Since the pixels should light up when the acceleration is above or below the threshold, then shouldn’t the handle_feedback_function use acceleration data instead of gyro data. We tried the code the way it is and the drone does not light up appropriately. Here is our changed code which makes the drone do the appropriate thing.
def handle_attitude_feedback():
accel_x, accel_y, accel_z = get_data(ACCEL)
# Reset pixels each cycle
pixels.off()
# Provide visual feedback based on the direction of the roll
Great question! You’re absolutely right that the Dip Detector should be using accelerometer (ACCEL) data to detect tilt — and looking at your code, you’ve got the right idea!
It sounds like you may have started from the previous objective’s code (“Charting Your Attitude”), which uses GYRO data for charting roll rate. The Dip Detector objective transitions to using ACCEL instead, since the accelerometer directly measures the direction of gravity and gives you a clean tilt reading.
The starter code for the Dip Detector objective in the CodeTrek should already have get_data(ACCEL, wait=False) in balance_monitor_task, and it passes that data into handle_attitude_feedback(sensor_data) as a parameter.
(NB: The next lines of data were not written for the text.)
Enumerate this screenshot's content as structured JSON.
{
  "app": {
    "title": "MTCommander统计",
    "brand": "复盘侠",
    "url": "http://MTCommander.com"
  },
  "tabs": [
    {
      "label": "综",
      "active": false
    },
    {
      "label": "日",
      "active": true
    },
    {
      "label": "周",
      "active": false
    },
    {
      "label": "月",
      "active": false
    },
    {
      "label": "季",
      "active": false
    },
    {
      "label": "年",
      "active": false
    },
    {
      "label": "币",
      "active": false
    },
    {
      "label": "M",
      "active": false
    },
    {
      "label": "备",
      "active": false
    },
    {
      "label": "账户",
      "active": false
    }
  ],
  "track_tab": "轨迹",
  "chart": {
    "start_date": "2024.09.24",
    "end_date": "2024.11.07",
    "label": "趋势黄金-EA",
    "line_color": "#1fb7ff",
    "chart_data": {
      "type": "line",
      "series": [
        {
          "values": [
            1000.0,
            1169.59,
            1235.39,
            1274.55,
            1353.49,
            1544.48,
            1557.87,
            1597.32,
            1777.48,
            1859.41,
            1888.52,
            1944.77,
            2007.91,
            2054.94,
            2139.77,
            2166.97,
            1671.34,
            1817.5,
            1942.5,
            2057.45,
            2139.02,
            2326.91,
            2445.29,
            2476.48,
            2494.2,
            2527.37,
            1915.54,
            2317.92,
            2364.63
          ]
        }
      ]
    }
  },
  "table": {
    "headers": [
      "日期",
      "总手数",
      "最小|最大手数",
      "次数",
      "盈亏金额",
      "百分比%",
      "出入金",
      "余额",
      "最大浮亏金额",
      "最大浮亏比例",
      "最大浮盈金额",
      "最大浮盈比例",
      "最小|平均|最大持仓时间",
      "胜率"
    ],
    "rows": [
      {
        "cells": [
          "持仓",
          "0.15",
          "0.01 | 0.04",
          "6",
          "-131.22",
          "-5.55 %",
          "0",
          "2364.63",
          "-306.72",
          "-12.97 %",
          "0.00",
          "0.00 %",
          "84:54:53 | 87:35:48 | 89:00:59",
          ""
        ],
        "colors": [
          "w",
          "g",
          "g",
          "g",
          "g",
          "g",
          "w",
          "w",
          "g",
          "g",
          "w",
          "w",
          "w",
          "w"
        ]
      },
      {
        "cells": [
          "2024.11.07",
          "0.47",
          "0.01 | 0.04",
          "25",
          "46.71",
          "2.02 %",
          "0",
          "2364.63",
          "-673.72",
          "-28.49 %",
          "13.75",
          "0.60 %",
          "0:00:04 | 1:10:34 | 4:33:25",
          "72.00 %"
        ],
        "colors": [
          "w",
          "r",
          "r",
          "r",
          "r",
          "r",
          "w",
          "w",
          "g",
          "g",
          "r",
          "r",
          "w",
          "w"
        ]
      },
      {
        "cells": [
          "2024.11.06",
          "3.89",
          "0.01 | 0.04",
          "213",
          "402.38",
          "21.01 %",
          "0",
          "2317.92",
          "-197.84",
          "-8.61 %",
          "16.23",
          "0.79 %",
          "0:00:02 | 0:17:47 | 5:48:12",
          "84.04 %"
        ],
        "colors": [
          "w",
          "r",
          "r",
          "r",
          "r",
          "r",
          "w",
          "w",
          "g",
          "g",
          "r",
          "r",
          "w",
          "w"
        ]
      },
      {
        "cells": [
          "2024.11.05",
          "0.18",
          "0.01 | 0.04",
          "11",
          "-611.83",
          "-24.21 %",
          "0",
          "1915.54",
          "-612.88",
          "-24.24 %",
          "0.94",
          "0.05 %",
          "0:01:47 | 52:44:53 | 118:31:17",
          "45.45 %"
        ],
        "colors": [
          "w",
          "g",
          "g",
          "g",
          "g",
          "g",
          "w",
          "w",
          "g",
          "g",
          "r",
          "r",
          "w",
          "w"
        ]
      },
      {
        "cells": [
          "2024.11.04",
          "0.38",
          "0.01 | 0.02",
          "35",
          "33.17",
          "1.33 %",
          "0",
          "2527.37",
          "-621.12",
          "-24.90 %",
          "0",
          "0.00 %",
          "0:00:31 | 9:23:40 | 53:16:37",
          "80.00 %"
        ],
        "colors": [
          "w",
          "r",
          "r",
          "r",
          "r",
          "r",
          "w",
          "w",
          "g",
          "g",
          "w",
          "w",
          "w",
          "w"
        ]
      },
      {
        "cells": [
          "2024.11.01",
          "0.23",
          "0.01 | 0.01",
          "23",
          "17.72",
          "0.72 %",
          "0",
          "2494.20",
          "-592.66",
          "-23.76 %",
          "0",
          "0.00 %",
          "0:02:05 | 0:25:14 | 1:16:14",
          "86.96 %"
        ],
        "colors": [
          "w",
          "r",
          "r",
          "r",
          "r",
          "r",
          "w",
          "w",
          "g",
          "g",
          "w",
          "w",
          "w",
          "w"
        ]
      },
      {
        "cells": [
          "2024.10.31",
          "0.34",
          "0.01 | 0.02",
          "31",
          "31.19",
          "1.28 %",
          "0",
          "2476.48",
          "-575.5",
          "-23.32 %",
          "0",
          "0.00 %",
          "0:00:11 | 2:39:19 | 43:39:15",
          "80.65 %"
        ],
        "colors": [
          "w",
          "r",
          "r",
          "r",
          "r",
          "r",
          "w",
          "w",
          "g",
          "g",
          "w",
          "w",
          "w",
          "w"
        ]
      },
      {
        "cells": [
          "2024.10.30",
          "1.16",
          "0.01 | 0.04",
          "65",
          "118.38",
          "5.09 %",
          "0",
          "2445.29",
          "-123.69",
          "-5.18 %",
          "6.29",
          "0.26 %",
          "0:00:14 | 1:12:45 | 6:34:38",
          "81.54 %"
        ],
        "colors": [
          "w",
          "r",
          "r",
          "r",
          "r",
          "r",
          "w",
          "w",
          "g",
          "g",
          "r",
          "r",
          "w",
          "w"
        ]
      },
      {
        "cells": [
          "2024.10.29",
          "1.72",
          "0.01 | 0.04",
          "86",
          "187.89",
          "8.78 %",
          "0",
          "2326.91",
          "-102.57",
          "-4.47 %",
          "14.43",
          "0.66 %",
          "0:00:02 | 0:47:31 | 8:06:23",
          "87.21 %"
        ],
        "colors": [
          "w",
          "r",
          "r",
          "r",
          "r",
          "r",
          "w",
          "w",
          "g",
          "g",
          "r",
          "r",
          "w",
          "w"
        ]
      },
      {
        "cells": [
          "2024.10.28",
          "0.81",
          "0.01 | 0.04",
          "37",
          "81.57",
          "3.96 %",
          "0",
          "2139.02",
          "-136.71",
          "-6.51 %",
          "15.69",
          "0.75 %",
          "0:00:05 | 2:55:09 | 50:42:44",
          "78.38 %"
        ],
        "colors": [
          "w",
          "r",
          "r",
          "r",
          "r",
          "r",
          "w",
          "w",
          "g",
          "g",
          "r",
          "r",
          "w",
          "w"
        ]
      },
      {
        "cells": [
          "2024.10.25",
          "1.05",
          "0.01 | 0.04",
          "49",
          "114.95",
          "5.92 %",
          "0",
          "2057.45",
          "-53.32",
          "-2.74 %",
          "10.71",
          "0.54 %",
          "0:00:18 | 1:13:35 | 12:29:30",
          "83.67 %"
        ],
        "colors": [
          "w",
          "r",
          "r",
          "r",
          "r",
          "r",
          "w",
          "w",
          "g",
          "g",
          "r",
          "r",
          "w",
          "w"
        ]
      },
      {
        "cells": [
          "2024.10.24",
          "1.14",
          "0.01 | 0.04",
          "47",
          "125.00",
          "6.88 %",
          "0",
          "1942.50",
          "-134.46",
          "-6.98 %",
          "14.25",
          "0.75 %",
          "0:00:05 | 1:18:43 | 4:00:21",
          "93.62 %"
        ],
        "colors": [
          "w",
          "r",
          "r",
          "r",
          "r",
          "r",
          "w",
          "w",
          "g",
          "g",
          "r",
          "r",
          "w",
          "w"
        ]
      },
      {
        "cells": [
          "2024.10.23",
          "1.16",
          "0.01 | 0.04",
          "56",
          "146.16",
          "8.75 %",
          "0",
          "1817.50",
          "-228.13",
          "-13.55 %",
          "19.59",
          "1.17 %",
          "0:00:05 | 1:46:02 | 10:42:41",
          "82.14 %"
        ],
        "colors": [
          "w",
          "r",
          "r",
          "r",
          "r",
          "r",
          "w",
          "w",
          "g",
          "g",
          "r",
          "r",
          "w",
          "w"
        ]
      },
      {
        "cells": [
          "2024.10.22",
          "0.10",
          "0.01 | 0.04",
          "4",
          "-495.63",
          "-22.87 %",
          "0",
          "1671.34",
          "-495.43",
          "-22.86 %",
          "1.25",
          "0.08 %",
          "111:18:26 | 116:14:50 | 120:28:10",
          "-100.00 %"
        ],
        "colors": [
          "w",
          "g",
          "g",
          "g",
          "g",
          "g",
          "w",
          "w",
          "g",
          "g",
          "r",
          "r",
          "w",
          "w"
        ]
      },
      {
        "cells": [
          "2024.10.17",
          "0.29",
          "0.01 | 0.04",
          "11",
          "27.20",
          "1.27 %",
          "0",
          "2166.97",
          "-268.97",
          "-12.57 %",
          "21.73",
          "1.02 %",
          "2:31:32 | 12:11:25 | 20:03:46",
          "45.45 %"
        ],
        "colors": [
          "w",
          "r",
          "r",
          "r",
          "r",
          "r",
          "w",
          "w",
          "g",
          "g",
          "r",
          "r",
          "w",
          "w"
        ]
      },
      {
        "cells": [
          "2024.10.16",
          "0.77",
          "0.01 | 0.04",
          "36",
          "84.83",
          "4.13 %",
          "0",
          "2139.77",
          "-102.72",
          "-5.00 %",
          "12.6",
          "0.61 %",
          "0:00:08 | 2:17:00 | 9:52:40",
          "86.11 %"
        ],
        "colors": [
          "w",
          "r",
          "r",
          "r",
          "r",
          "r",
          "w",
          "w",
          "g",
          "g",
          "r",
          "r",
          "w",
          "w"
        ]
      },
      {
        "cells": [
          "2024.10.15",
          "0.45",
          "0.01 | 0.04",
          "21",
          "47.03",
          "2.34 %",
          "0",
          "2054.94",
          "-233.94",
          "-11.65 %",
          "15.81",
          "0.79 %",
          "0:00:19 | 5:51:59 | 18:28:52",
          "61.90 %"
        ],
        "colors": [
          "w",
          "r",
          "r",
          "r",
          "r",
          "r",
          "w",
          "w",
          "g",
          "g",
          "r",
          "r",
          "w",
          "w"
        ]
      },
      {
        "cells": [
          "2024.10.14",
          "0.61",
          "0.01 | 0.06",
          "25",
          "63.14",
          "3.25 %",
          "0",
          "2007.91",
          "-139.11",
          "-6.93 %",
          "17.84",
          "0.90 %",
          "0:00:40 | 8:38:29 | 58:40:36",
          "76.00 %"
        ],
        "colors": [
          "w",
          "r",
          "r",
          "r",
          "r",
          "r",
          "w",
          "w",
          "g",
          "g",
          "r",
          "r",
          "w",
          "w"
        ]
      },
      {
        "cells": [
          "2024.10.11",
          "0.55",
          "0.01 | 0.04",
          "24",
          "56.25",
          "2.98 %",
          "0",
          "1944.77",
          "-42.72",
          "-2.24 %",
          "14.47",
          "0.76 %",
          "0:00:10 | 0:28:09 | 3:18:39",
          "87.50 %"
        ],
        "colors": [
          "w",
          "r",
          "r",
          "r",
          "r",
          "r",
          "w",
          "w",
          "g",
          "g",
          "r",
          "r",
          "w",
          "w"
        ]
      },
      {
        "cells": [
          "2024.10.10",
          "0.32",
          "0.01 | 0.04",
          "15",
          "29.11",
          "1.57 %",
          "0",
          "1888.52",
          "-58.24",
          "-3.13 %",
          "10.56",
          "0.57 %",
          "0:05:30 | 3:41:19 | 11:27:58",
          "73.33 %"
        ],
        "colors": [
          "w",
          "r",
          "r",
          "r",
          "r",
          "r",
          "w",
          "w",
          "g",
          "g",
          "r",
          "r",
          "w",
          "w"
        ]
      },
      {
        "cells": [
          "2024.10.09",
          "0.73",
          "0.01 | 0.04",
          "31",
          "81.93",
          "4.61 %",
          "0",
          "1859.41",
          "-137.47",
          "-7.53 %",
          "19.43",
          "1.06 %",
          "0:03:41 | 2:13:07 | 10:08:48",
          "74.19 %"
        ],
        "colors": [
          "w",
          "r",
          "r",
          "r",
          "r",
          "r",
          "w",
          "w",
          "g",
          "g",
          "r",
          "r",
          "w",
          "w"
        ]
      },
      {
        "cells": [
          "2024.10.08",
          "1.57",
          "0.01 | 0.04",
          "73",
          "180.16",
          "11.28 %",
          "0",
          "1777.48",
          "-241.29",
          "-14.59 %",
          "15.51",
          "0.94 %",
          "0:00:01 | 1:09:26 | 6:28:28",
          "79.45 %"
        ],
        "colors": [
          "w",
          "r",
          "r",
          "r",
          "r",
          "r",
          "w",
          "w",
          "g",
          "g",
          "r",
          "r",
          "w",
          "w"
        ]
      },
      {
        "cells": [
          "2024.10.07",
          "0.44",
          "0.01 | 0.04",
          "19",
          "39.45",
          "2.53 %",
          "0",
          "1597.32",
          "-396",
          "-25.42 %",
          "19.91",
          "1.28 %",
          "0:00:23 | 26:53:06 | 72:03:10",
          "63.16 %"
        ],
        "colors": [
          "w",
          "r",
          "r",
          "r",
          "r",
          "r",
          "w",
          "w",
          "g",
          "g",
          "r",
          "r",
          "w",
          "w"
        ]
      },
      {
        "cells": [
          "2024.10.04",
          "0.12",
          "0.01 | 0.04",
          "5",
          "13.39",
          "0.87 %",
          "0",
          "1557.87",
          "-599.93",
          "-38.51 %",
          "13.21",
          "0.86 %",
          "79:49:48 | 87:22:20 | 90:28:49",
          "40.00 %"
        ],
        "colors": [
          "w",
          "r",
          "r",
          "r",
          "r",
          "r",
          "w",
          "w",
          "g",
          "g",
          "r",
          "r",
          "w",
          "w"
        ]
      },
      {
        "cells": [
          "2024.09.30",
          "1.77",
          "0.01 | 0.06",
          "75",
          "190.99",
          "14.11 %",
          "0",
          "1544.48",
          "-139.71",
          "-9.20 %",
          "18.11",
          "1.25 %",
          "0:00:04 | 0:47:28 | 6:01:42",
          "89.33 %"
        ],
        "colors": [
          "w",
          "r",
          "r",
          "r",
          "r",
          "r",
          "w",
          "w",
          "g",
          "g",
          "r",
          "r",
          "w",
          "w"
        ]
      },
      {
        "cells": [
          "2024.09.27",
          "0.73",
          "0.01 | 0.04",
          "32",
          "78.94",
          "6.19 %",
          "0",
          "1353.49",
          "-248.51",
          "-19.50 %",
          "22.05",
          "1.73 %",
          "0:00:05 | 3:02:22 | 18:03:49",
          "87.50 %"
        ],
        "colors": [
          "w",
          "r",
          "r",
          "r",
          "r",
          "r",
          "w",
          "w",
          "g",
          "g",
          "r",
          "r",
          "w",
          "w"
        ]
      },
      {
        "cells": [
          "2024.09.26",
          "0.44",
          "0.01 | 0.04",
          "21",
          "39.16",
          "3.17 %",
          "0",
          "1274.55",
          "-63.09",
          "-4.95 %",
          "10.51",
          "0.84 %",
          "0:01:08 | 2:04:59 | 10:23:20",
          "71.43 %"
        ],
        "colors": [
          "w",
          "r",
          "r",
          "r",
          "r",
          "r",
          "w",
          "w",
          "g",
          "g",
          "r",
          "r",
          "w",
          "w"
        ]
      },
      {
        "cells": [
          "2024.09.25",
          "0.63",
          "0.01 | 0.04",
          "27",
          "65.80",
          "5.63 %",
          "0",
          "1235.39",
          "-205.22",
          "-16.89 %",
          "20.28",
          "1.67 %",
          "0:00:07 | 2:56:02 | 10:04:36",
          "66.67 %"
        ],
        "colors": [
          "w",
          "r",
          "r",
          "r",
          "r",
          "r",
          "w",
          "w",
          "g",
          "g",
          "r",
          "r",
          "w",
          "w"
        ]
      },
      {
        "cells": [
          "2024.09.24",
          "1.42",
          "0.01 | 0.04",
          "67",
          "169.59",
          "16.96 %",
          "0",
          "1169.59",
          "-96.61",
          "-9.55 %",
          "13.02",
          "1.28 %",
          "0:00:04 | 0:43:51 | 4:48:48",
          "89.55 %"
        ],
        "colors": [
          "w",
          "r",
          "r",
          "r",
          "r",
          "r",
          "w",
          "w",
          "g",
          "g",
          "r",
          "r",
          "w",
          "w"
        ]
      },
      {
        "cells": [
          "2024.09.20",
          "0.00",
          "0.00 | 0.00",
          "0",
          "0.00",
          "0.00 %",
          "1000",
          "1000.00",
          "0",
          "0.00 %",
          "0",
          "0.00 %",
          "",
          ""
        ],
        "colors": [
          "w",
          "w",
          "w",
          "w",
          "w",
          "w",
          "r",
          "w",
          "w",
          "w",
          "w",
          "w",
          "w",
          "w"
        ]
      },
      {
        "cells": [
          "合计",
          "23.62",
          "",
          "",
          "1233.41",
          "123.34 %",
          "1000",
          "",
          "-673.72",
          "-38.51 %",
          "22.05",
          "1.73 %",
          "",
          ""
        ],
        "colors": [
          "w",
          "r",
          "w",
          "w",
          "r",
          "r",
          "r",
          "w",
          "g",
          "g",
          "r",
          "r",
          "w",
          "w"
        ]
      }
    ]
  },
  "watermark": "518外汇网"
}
So the intended pattern looks like:
def handle_attitude_feedback(data):
accel_x, accel_y, accel_z = data
pixels.off()
if accel_y > TILT_THRESHOLD:
for i in RIGHT_PIXELS:
pixels.set(i, RED)
elif accel_y < -TILT_THRESHOLD:
for i in LEFT_PIXELS:
pixels.set(i, RED)
def balance_monitor_task():
sensor_data = get_data(ACCEL, wait=False)
if sensor_data:
handle_attitude_feedback(sensor_data)
Notice the function takes a data parameter — balance_monitor_task reads the ACCEL data and hands it off to handle_attitude_feedback. This is the “separation of concerns” pattern the lesson talks about: one function gathers data, the other acts on it.
Your version works too since you’re reading ACCEL directly inside the handler — the end result is the same! Just a slightly different structure than the lesson intended.
If you got to this point by building on the previous objective’s code rather than the CodeTrek starter, that might explain the GYRO mix-up. Try clicking the CodeTrek steps for this objective to see the intended starting code.
Thanks for sharing that screenshot! That’s really helpful for understanding what you’re seeing.
That’s interesting — the starter code in the lesson content repository for the Dip Detector objective does use ACCEL, not GYRO. So there might be something going on with how the code is displaying on your end, or it could be a deployment sync issue.
A couple of things that might explain it:
If you built on your code from the previous objective (“Charting Your Attitude”), that one does use GYRO — so the GYRO reference could have carried over from there
It’s also possible there’s a caching issue in CodeSpace showing you stale starter code
Either way, you’re absolutely right that the Dip Detector should use ACCEL data — so your instinct to change it was spot on. Nice work catching that!
I’m tagging the team so they can take a look at the screenshot and investigate whether there’s a display or sync issue on the CodeSpace side.